The 3 Phase Commit (3PC) protocol

In order to alleviate some of the shortcomings of the two-phase Commit protocol, specifically the single point problem of the coordinator and the performance problems in the preparation Phase, the “3 Phase Commit” (3PC) protocol was subsequently developed. The preparation phase of the two-stage commit is subdivided into two phases, called CanCommit and PreCommit, and the commit phase is renamed as DoCommit phase.
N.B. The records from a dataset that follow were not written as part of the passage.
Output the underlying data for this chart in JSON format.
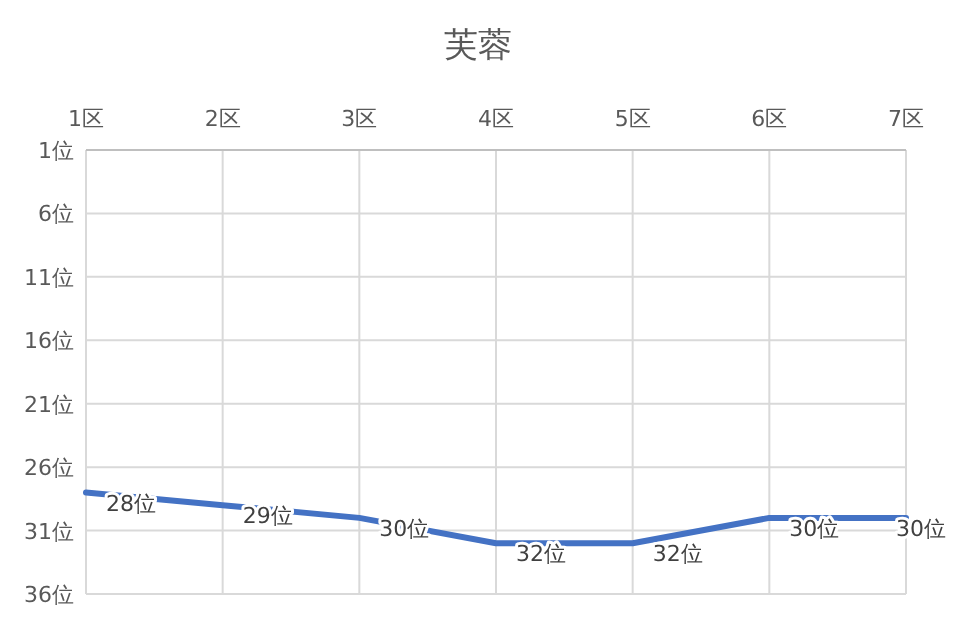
{
  "chart_data": {
    "type": "line",
    "title": "芙蓉",
    "categories": [
      "1区",
      "2区",
      "3区",
      "4区",
      "5区",
      "6区",
      "7区"
    ],
    "series": [
      {
        "color": "#4472c4",
        "values": [
          28,
          29,
          30,
          32,
          32,
          30,
          30
        ],
        "value_labels": [
          "28位",
          "29位",
          "30位",
          "32位",
          "32位",
          "30位",
          "30位"
        ]
      }
    ],
    "ylim": [
      36,
      1
    ],
    "yticks": [
      {
        "value": 1,
        "label": "1位"
      },
      {
        "value": 6,
        "label": "6位"
      },
      {
        "value": 11,
        "label": "11位"
      },
      {
        "value": 16,
        "label": "16位"
      },
      {
        "value": 21,
        "label": "21位"
      },
      {
        "value": 26,
        "label": "26位"
      },
      {
        "value": 31,
        "label": "31位"
      },
      {
        "value": 36,
        "label": "36位"
      }
    ],
    "grid": true
  }
}
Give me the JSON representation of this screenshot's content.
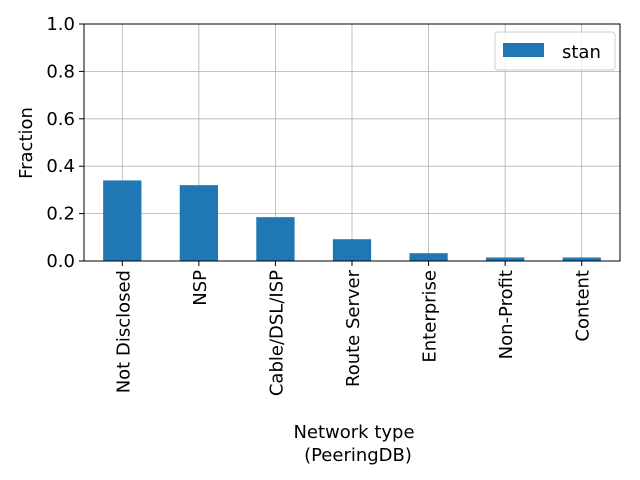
{
  "chart_data": {
    "type": "bar",
    "categories": [
      "Not Disclosed",
      "NSP",
      "Cable/DSL/ISP",
      "Route Server",
      "Enterprise",
      "Non-Profit",
      "Content"
    ],
    "series": [
      {
        "name": "stan",
        "values": [
          0.34,
          0.32,
          0.185,
          0.092,
          0.033,
          0.015,
          0.015
        ],
        "color": "#1f77b4"
      }
    ],
    "ylabel": "Fraction",
    "xlabel_lines": [
      "Network type",
      "(PeeringDB)"
    ],
    "ylim": [
      0,
      1.0
    ],
    "yticks": [
      "0.0",
      "0.2",
      "0.4",
      "0.6",
      "0.8",
      "1.0"
    ],
    "grid": true,
    "legend_position": "top-right"
  }
}
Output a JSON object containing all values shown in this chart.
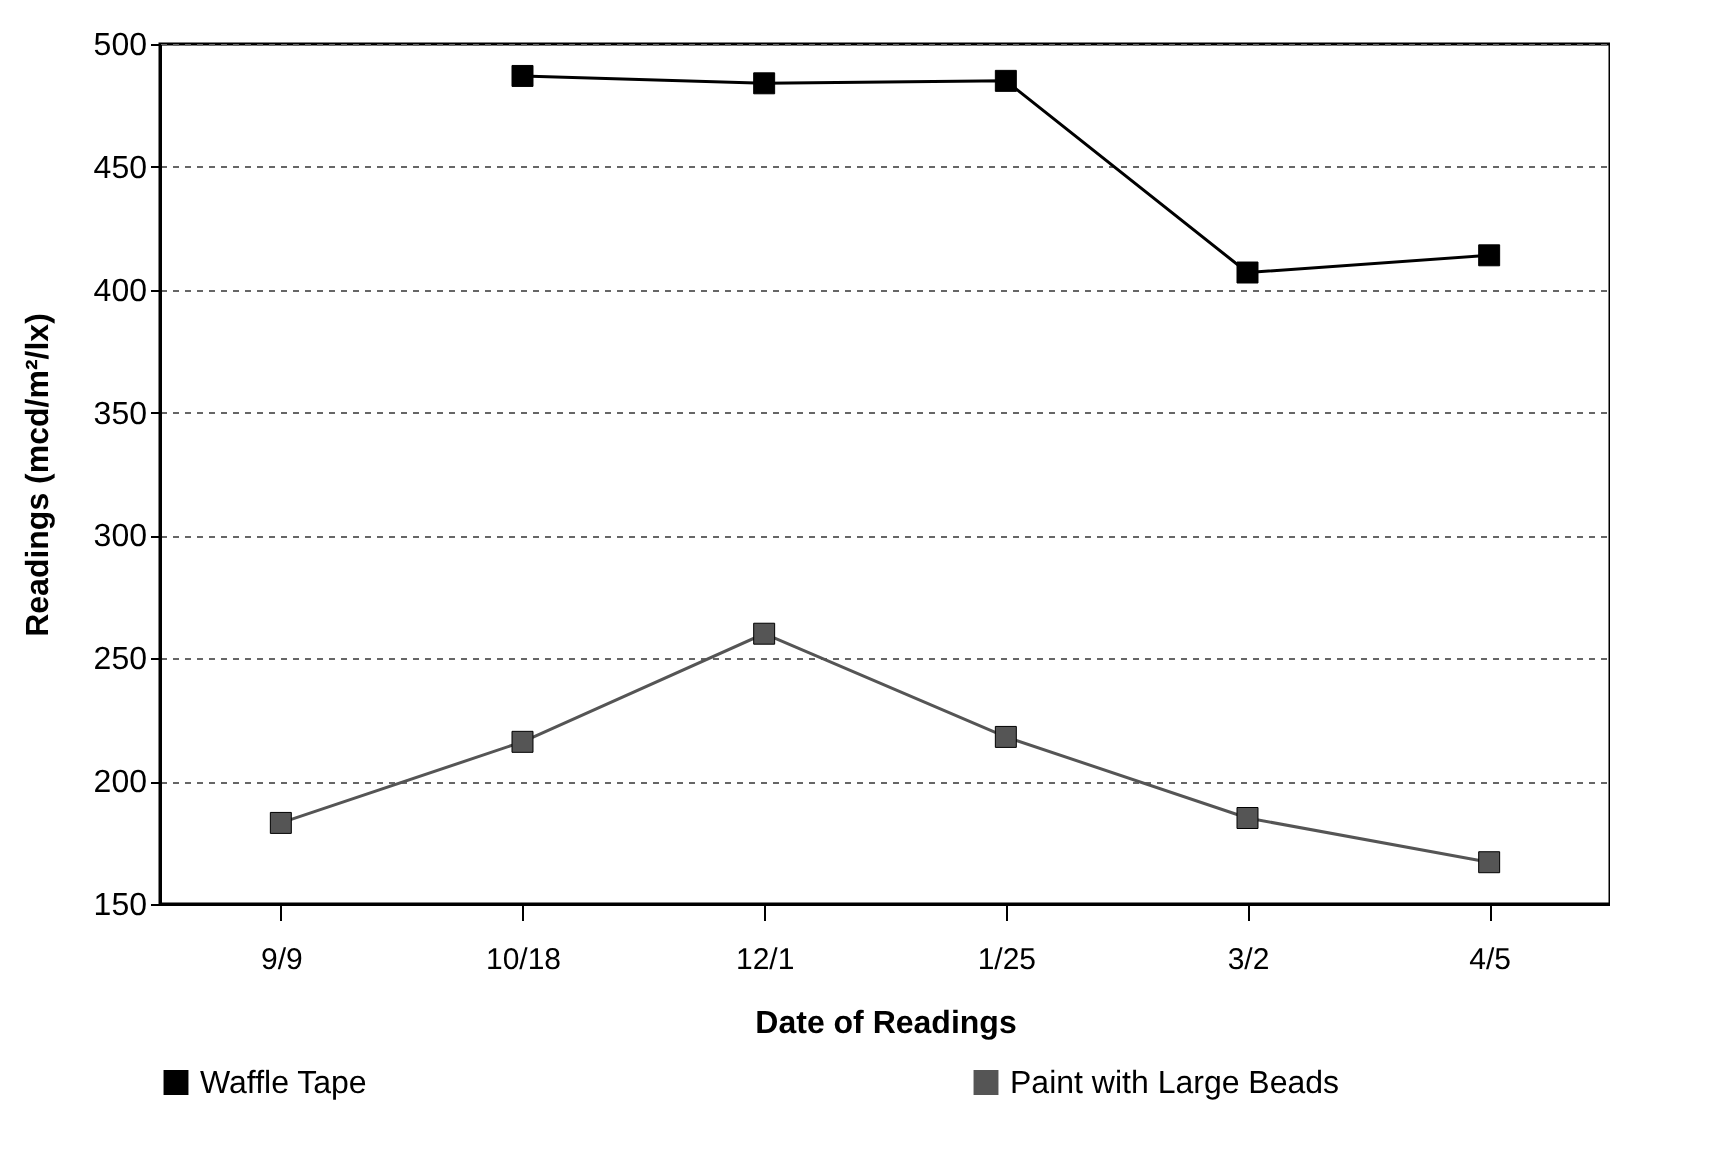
{
  "chart_data": {
    "type": "line",
    "xlabel": "Date of Readings",
    "ylabel": "Readings (mcd/m²/lx)",
    "categories": [
      "9/9",
      "10/18",
      "12/1",
      "1/25",
      "3/2",
      "4/5"
    ],
    "series": [
      {
        "name": "Waffle Tape",
        "color": "#000000",
        "values": [
          null,
          487,
          484,
          485,
          407,
          414
        ]
      },
      {
        "name": "Paint with Large Beads",
        "color": "#555555",
        "values": [
          183,
          216,
          260,
          218,
          185,
          167
        ]
      }
    ],
    "ylim": [
      150,
      500
    ],
    "yticks": [
      150,
      200,
      250,
      300,
      350,
      400,
      450,
      500
    ],
    "grid": "y",
    "legend": "bottom",
    "marker": "square",
    "line_style": "solid"
  }
}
The new CanCommit is an inquiry phase where the coordinator asks each participating database to evaluate whether the transaction is likely to complete successfully, based on its status.

Will be ready to stage two sides is heavy load operation at this stage is the reason, once the coordinator to start preparing the message, each participant will immediately start to write the redo log, they are involved in the data resource that is locked, if one participant said cannot be completed and submitted at this time is equivalent to all white made a round of busywork. Therefore, by adding a round of inquiries, if all responses are positive, the transaction is more likely to commit successfully, which means there is less risk of a rollback due to a crash of one participant committing. Therefore, in scenarios where the transaction needs to be rolled back, performance of the three-segment is usually much better than that of the two-segment, but in scenarios where the transaction can commit normally, performance of both is still poor, and even slightly worse for the three-segment because of one more query.

Also because the rollback probability of transaction failure is smaller, in a three-stage commit, if a coordinator outage occurs after the PreCommit phase, i.e. the participant does not receive a message that can wait for DoCommit, the default operation strategy is to commit the transaction rather than roll back the transaction or wait. This effectively avoids the risk of a single point of problem for the coordinator.

As you can see from the above process, three-phase commit improves the performance of single point problems and rollback, but it does not improve the consistency risk, and it even slightly increases the risk in this regard. For example, after entering the PreCommit phase, the coordinator issues an Ack but Abort instruction. If some participants fail to receive the coordinator’s Abort instruction until timeout due to network problems, these participants will commit the transaction incorrectly. This creates the problem of inconsistent data between different participants.